Simplest things first – let’s start with configuration. This time the situation is very simple. The only thing that we need to take care of is proper DirectoryFactory implementation in the solrconfig.xml file, file example
<directoryFactory name="DirectoryFactory" class="solr.ByteBuffersDirectoryFactory" />
One thing we need to remember though is the lockType implementation. At the time of writing, the only possible value for lockType when ByteBuffersDirectoryFactory is used is simple. No other lock type is supported.
The new implementation of the Directory interface will replace RAMDirectory – implementation that is present in Lucene and Solr for a long period of time now. However, keep in mind that RAMDirectory is not suggested to be used because of its issues.
Theortically we should use the in-memory Directory implementation for small, short lived Lucene indices. This allows us to avoid disk usage for writes and reads for potentially higher indexing throughput and lower query latency.
For example, you can use the newly introduced Directory implementation for keeping highly updated data like number of products or for that needed only once – i.e. reports coming from multiple data sources.
You need to remember though that similar to RAMDirectory, the ByteBuffersDirectory doesn’t save data to disk. This means that you need to re-index your data after each Solr restart or failure.
The main advantage, that we already mentioned, is that the data indexed to the core/collection that uses ByteBuffersDirectory will not use disk resources. That means that the data write and read will be blazingly fast, which can result in higher indexing throughput and lower query latency. However keep in mind that similar behavior can be achieved when using mmap calls to the I/O subsystem of the operating system, so for example when using the MMapDirectory. This Directory implementation shares the I/O cache of the operating system and will re-use data that is put in memory by the operating system. The second advantage, especially when compared to the RAMDirectory is that the ByteBuffersDirectory fully supports multi-threading, so we won’t have issues when using the multi-threaded data indexing and access.

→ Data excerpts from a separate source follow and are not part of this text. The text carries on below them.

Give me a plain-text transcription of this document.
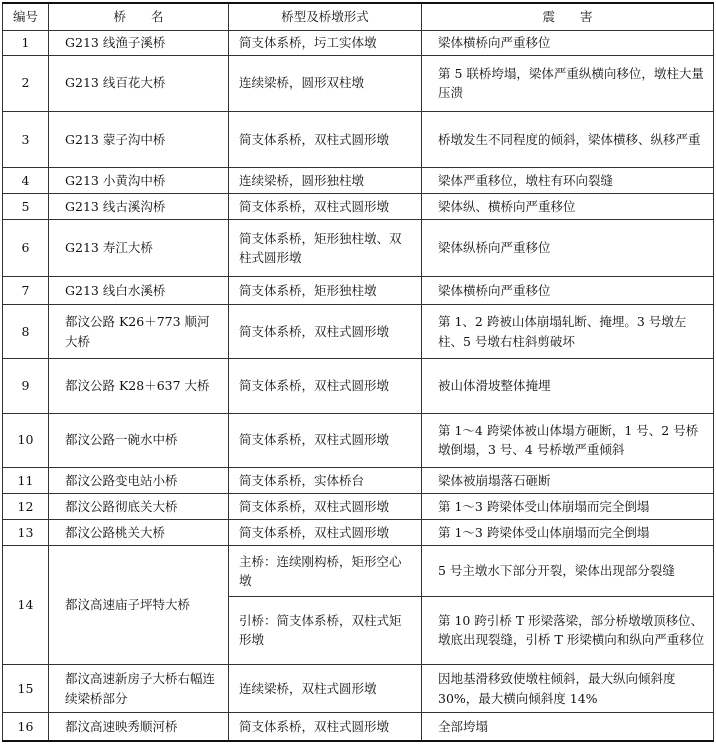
编号	桥　　名	桥型及桥墩形式	震　　害
1	G213 线渔子溪桥	简支体系桥，圬工实体墩	梁体横桥向严重移位
2	G213 线百花大桥	连续梁桥，圆形双柱墩	第 5 联桥垮塌，梁体严重纵横向移位，墩柱大量压溃
3	G213 蒙子沟中桥	简支体系桥，双柱式圆形墩	桥墩发生不同程度的倾斜，梁体横移、纵移严重
4	G213 小黄沟中桥	连续梁桥，圆形独柱墩	梁体严重移位，墩柱有环向裂缝
5	G213 线古溪沟桥	简支体系桥，双柱式圆形墩	梁体纵、横桥向严重移位
6	G213 寿江大桥	简支体系桥，矩形独柱墩、双柱式圆形墩	梁体纵桥向严重移位
7	G213 线白水溪桥	简支体系桥，矩形独柱墩	梁体横桥向严重移位
8	都汶公路 K26＋773 顺河大桥	简支体系桥，双柱式圆形墩	第 1、2 跨被山体崩塌轧断、掩埋。3 号墩左柱、5 号墩右柱斜剪破坏
9	都汶公路 K28＋637 大桥	简支体系桥，双柱式圆形墩	被山体滑坡整体掩埋
10	都汶公路一碗水中桥	简支体系桥，双柱式圆形墩	第 1～4 跨梁体被山体塌方砸断，1 号、2 号桥墩倒塌，3 号、4 号桥墩严重倾斜
11	都汶公路变电站小桥	简支体系桥，实体桥台	梁体被崩塌落石砸断
12	都汶公路彻底关大桥	简支体系桥，双柱式圆形墩	第 1～3 跨梁体受山体崩塌而完全倒塌
13	都汶公路桃关大桥	简支体系桥，双柱式圆形墩	第 1～3 跨梁体受山体崩塌而完全倒塌
14	都汶高速庙子坪特大桥	主桥：连续刚构桥，矩形空心墩	5 号主墩水下部分开裂，梁体出现部分裂缝
		引桥：简支体系桥，双柱式矩形墩	第 10 跨引桥 T 形梁落梁，部分桥墩墩顶移位、墩底出现裂缝，引桥 T 形梁横向和纵向严重移位
15	都汶高速新房子大桥右幅连续梁桥部分	连续梁桥，双柱式圆形墩	因地基滑移致使墩柱倾斜，最大纵向倾斜度 30%，最大横向倾斜度 14%
16	都汶高速映秀顺河桥	简支体系桥，双柱式圆形墩	全部垮塌
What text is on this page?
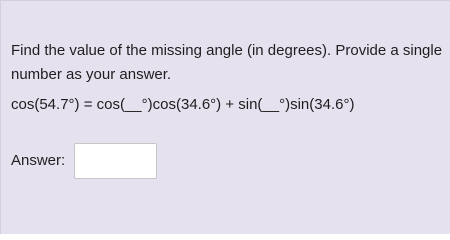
Find the value of the missing angle (in degrees). Provide a single number as your answer.
cos(54.7°) = cos(__°)cos(34.6°) + sin(__°)sin(34.6°)
Answer:
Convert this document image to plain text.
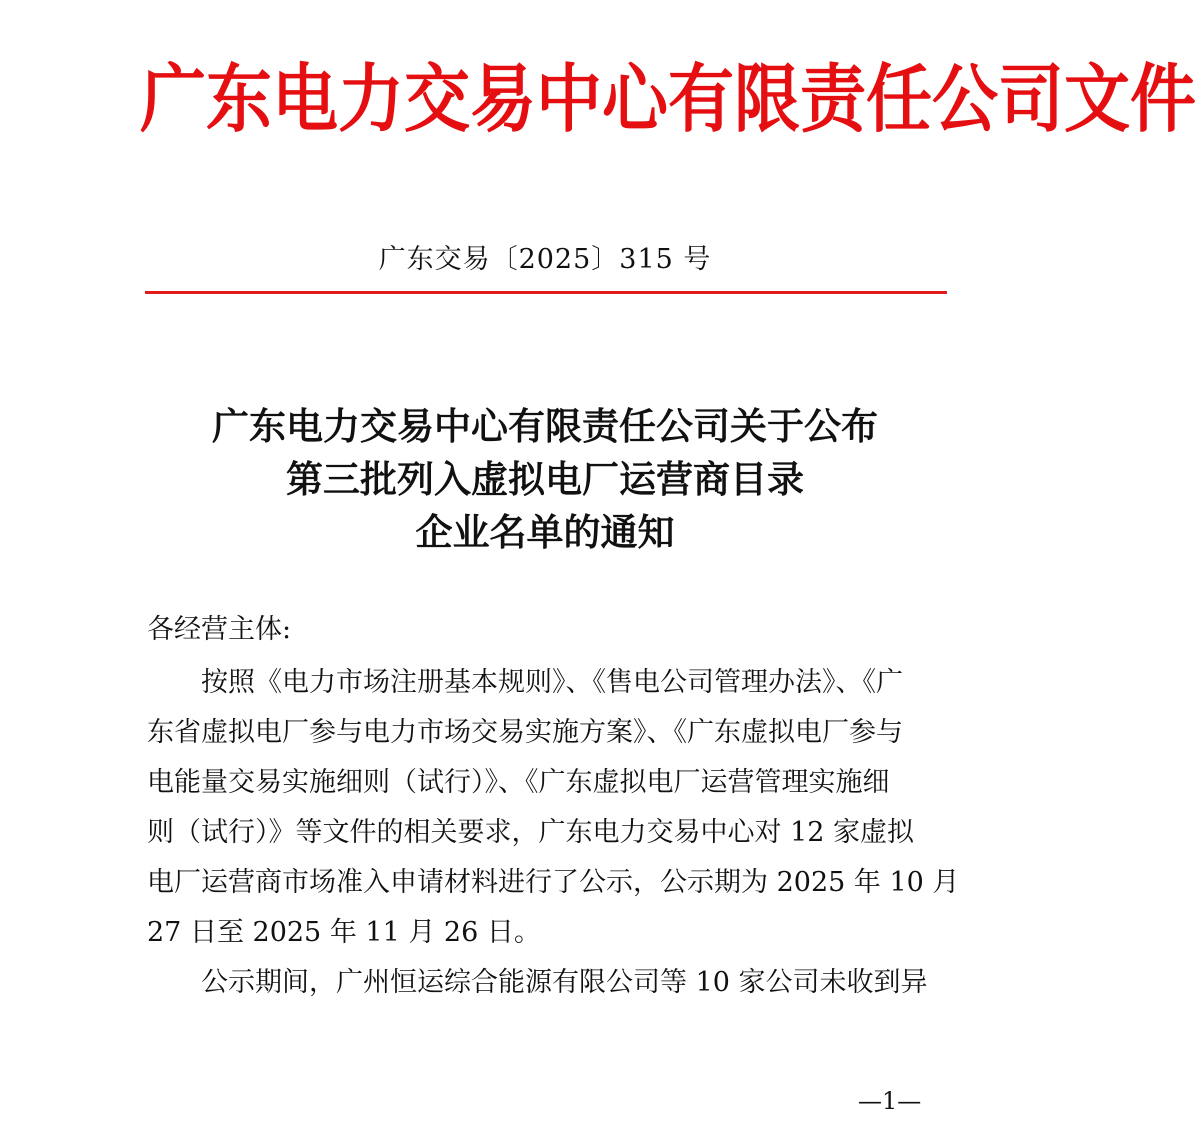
广东电力交易中心有限责任公司文件
广东交易〔2025〕315 号
广东电力交易中心有限责任公司关于公布
第三批列入虚拟电厂运营商目录
企业名单的通知
各经营主体:
按照《电力市场注册基本规则》、《售电公司管理办法》、《广
东省虚拟电厂参与电力市场交易实施方案》、《广东虚拟电厂参与
电能量交易实施细则（试行）》、《广东虚拟电厂运营管理实施细
则（试行）》等文件的相关要求，广东电力交易中心对 12 家虚拟
电厂运营商市场准入申请材料进行了公示，公示期为 2025 年 10 月
27 日至 2025 年 11 月 26 日。
公示期间，广州恒运综合能源有限公司等 10 家公司未收到异
—1—
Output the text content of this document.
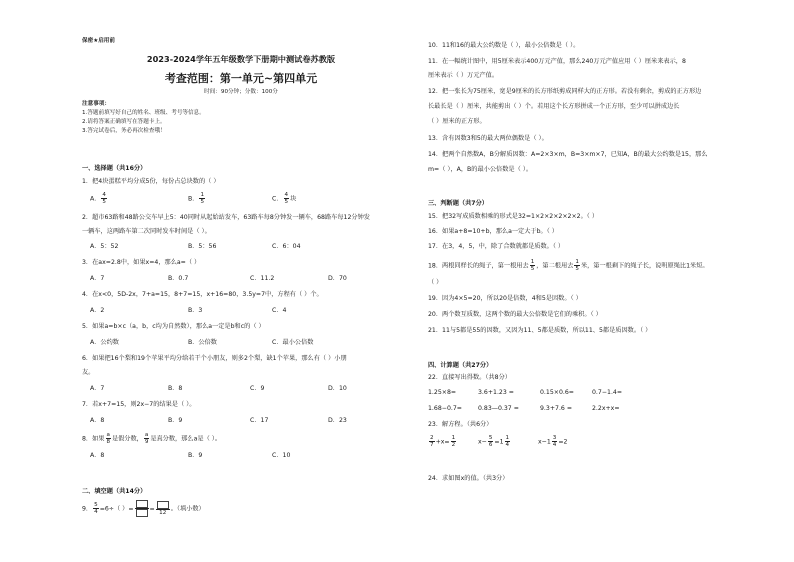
保密★启用前
2023-2024学年五年级数学下册期中测试卷苏教版
考查范围：第一单元~第四单元
时间：90分钟；分数：100分
注意事项：
1.答题前填写好自己的姓名、班级、考号等信息。
2.请将答案正确填写在答题卡上。
3.答完试卷后，务必再次检查哦！
一、选择题（共16分）
1．把4块蛋糕平均分成5份，每份占总块数的（ ）
A． $\frac{4}{5}$	B． $\frac{1}{5}$	C． $\frac{4}{5}$ 块
2．超市63路和48路公交车早上5：40同时从起始站发车，63路车每8分钟发一辆车，68路车每12分钟发
一辆车，这两路车第二次同时发车时间是（ ）。
A．5：52	B．5：56	C．6：04
3．在ax=2.8中，如果x=4，那么a=（ ）
A．7	B．0.7	C．11.2	D．70
4．在x<0，5D-2x，7+a=15，8+7=15，x+16=80，3.5y=7中，方程有（ ）个。
A．2	B．3	C．4
5．如果a=b×c（a，b，c均为自然数），那么a一定是b和c的（ ）
A．公约数	B．公倍数	C．最小公倍数
6．如果把16个梨和19个苹果平均分给若干个小朋友，则多2个梨，缺1个苹果，那么有（ ）小朋
友。
A．7	B．8	C．9	D．10
7．若x+7=15，则2x−7的结果是（ ）。
A．8	B．9	C．17	D．23
8．如果 $\frac{a}{8}$ 是假分数， $\frac{a}{9}$ 是真分数，那么a是（ ）。
A．8	B．9	C．10
二、填空题（共14分）
9． $\frac{5}{4} =6\div$（ ）=	=
12
。（填小数）
10．11和16的最大公约数是（ ），最小公倍数是（ ）。
11．在一幅统计图中，用5厘米表示400万元产值，那么240万元产值应用（ ）厘米来表示，8
厘米表示（ ）万元产值。
12．把一张长为75厘米，宽是9厘米的长方形纸剪成同样大的正方形。若没有剩余，剪成的正方形边
长最长是（ ）厘米，共能剪出（ ）个。若用这个长方形拼成一个正方形，至少可以拼成边长
（ ）厘米的正方形。
13．含有因数3和5的最大两位偶数是（ ）。
14．把两个自然数A，B分解质因数：A=2×3×m，B=3×m×7，已知A，B的最大公约数是15，那么
m=（ ），A，B的最小公倍数是（ ）。
三、判断题（共7分）
15．把32写成质数相乘的形式是32=1×2×2×2×2×2。（ ）
16．如果a+8=10+b，那么a一定大于b。（ ）
17．在3，4，5，中，除了合数就都是质数。（ ）
18．两根同样长的绳子，第一根用去 $\frac{1}{5}$ ，第二根用去 $\frac{1}{5}$ 米，第一根剩下的绳子长，说明原绳比1米短。
（ ）
19．因为4×5=20，所以20是倍数，4和5是因数。（ ）
20．两个数互质数，这两个数的最大公倍数是它们的乘积。（ ）
21．11与5都是55的因数，又因为11、5都是质数，所以11、5都是质因数。（ ）
四、计算题（共27分）
22．直接写出得数。（共8分）
1.25×8=	3.6+1.23 =	0.15×0.6=	0.7−1.4=
1.68−0.7=	0.83—0.37 =	9.3+7.6 =	2.2x+x=
23．解方程。（共6分）
$\frac{2}{7} +x= \frac{1}{2}$	$x- \frac{5}{6} =1 \frac{1}{4}$	$x-1 \frac{3}{4} =2$
24．求如图x的值。（共3分）
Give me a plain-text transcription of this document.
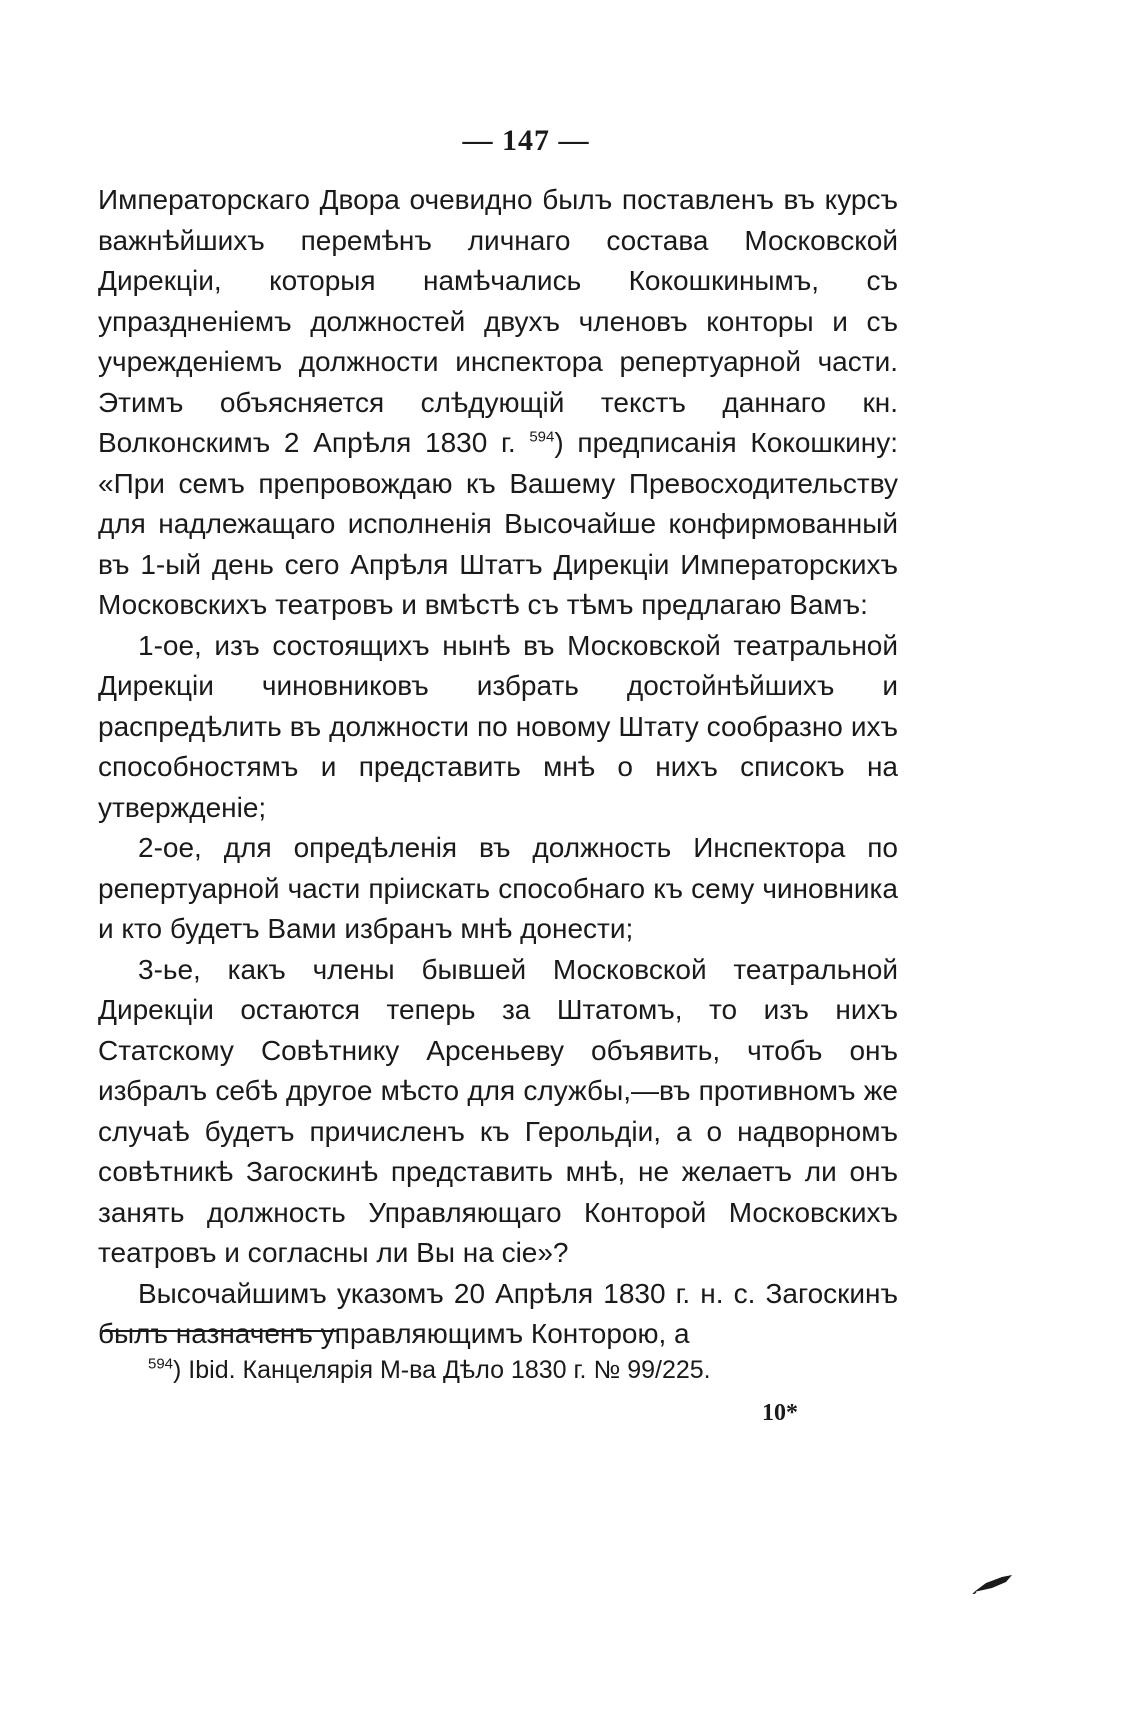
— 147 —

Императорскаго Двора очевидно былъ поставленъ въ курсъ важнѣйшихъ перемѣнъ личнаго состава Московской Дирекціи, которыя намѣчались Кокошкинымъ, съ упраздненіемъ должностей двухъ членовъ конторы и съ учрежденіемъ должности инспектора репертуарной части. Этимъ объясняется слѣдующій текстъ даннаго кн. Волконскимъ 2 Апрѣля 1830 г. $^{594}$) предписанія Кокошкину: «При семъ препровождаю къ Вашему Превосходительству для надлежащаго исполненія Высочайше конфирмованный въ 1-ый день сего Апрѣля Штатъ Дирекціи Императорскихъ Московскихъ театровъ и вмѣстѣ съ тѣмъ предлагаю Вамъ:

1-ое, изъ состоящихъ нынѣ въ Московской театральной Дирекціи чиновниковъ избрать достойнѣйшихъ и распредѣлить въ должности по новому Штату сообразно ихъ способностямъ и представить мнѣ о нихъ списокъ на утвержденіе;

2-ое, для опредѣленія въ должность Инспектора по репертуарной части пріискать способнаго къ сему чиновника и кто будетъ Вами избранъ мнѣ донести;

3-ье, какъ члены бывшей Московской театральной Дирекціи остаются теперь за Штатомъ, то изъ нихъ Статскому Совѣтнику Арсеньеву объявить, чтобъ онъ избралъ себѣ другое мѣсто для службы,—въ противномъ же случаѣ будетъ причисленъ къ Герольдіи, а о надворномъ совѣтникѣ Загоскинѣ представить мнѣ, не желаетъ ли онъ занять должность Управляющаго Конторой Московскихъ театровъ и согласны ли Вы на сіе»?

Высочайшимъ указомъ 20 Апрѣля 1830 г. н. с. Загоскинъ былъ назначенъ управляющимъ Конторою, а

$^{594}$) Ibid. Канцелярія М-ва Дѣло 1830 г. № 99/225.
10*
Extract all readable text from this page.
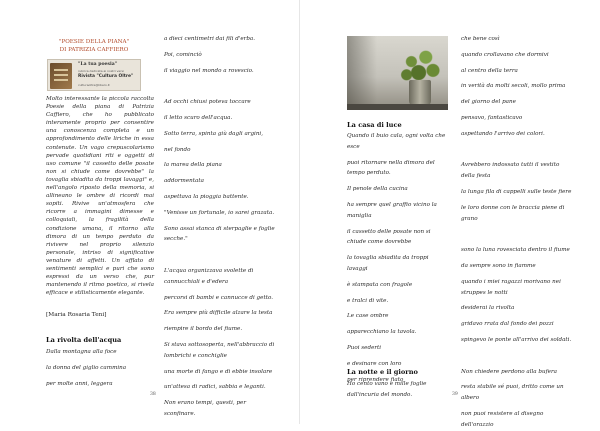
"POESIE DELLA PIANA"
DI PATRIZIA CAFFIERO
"La tua poesia"
rubrica dedicata ai nostri versi
Rivista "Cultura Oltre"
culturaoltre@libero.it

Molto interessante la piccola raccolta Poesie della piana di Patrizia Caffiero, che ho pubblicato interamente proprio per consentire una conoscenza completa e un approfondimento delle liriche in essa contenute. Un vago crepuscolarismo pervade quotidiani riti e oggetti di uso comune "il cassetto delle posate non si chiude come dovrebbe" la tovaglia sbiadita da troppi lavaggi" e, nell'angolo riposto della memoria, si allineano le ombre di ricordi mai sopiti. Rivive un'atmosfera che ricorre a immagini dimesse e colloquiali, la fragilità della condizione umana, il ritorno alla dimora di un tempo perduto da rivivere nel proprio silenzio personale, intriso di significative venature di affetti. Un afflato di sentimenti semplici e puri che sono espressi da un verso che, pur mantenendo il ritmo poetico, si rivela efficace e stilisticamente elegante.

[Maria Rosaria Teni]
La rivolta dell'acqua

Dalla montagna alla foce

la donna del giglio cammina

per molte anni, leggera

a dieci centimetri dai fili d'erba.

Poi, cominciò

il viaggio nel mondo a rovescio.

Ad occhi chiusi poteva toccare

il letto scuro dell'acqua.

Sotto terra, spinta giù dagli argini,

nel fondo

la marea della piana

addormentata

aspettava la pioggia battente.

"Venisse un fortunale, io sarei grazata.

Sono assai stanca di sterpaglie e foglie secche."

L'acqua organizzava svolette di cannucchiali e d'edera

percorsi di bambi e cannucce di getto.

Era sempre più difficile alzare la testa

riempire il bordo del fiume.

Si stava sottosoperta, nell'abbraccio di lombrichi e conchiglie

una morte di fango e di ebbie insolare

un'attesa di radici, sabbia e leganti.

Non erano tempi, questi, per sconfinare.

38
La casa di luce

Quando il buio cala, ogni volta che esce

puoi ritornare nella dimora del tempo perduto.

Il penole della cucina

ha sempre quel graffio vicino la maniglia

il cassetto delle posate non si chiude come dovrebbe

la tovaglia sbiadita da troppi lavaggi

è stampata con fragole

e tralci di vite.

Le case ombre

apparecchiano la tavola.

Puoi sederti

e desinare con loro

per riprendere fiato

dall'incuria del mondo.

La notte e il giorno

Ho cento vano e mille foglie

che bene così

quando crollavano che dormivi

al centro della terra

in verità da molti secoli, mollo prima

del giorno del pane

pensavo, fantasticavo

aspettando l'arrivo dei colori.

Avrebbero indossato tutti il vestito della festa

la lunga fila di cappelli sulle teste fiere

le loro donne con le braccia piene di grano

sono la luna rovesciata dentro il fiume

da sempre sono in fiamme

quando i miei ragazzi morivano nei struppes le notti

desiderai la rivolta

gridavo rrata dal fondo dei pozzi

spingevo le ponte all'arrivo dei soldati.

Non chiedere perdono alla bufera

resta stabile sé puoi, dritto come un albero

non puoi resistere al disegno dell'orazzio

39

Of course not everything is bright and shining, there are also drawbacks when using the ByteBuffersDirectory – we should mention three things here. First of all, when using this directory, the data will be volatile – every restart will require data re-indexing. It is one of the principles of that Directory implementation, but it is worth remembering about that. The second thing is heap memory. If the data will be stored on heap it will mean more heap memory usage and more work for the garbage collector, which can lead to less performance. Finally – we are partially limited by the amount of physical memory and the memory assigned to the JVM heap. This means that the core/collections that are using ByteBuffersDirectory shouldn’t be too large.